SKUA-GOCAD Modeling while Interpreting
A geologically coherent structural and stratigraphic interpretation in one click.
In order to validate the structural interpretation by looking at fault contact geometry, fault displacement maps, and fault seal potential, a 3D structural model must be built. Using the SKUA® UVT Transform®
-based modeling system, interpreters can rapidly construct such a model using all interpretation data. Past modeling limitations made maintaining synchronization between the model and the current interpretation difficult; plus, users lacked the time and expertise to perform these workflows efficiently. Paradigm®
has succeeded in simplifying the process while preserving the complexity and fidelity of the subsurface interpretation. This breakthrough provides geoscientists with the full range of benefits to be gained by modeling.
SKUA is able to honor all interpretation data and build a geologically coherent structural model in "one click". The one-click button between Paradigm SeisEarth®
and SKUA enables users to send their interpretation to SKUA, and to retrieve the fault network, the stratigraphically consistent horizons extended to the fault planes, and the associated fault polygons.
SKUA UVT Transform-based modeling lets users validate their stratigraphic interpretation by displaying the seismic volume in paleo-space, in order to check if all seismic events appear as when deposited.
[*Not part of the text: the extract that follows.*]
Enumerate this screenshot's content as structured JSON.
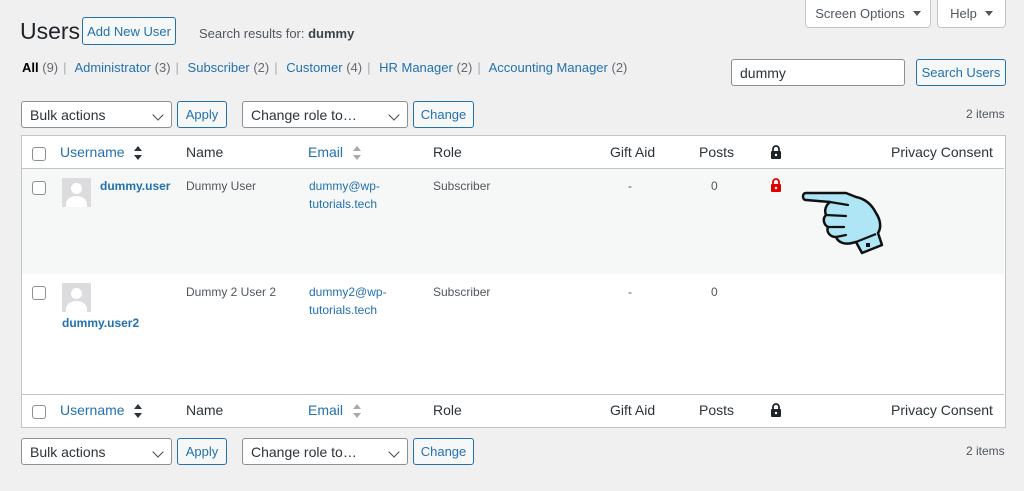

If not, SKUA allows re-interpretation of the stratigraphy in both the XYZ space and paleo-space.
Automating interpretation: global interpretation
SKUA enables a semi-automatic global interpretation workflow
depicted in the diagram below:
Starting from a seismic volume, faults are auto-picked using a fault-likelihood attribute computed in SKUA, horizon patches are picked in the entire volume (thousands in minutes), and included in a SKUA model to compute a geological time volume used to restore the seismic data in paleo-space. SKUA has the unique ability to automatically pick faults and compute a geological time volume from this information.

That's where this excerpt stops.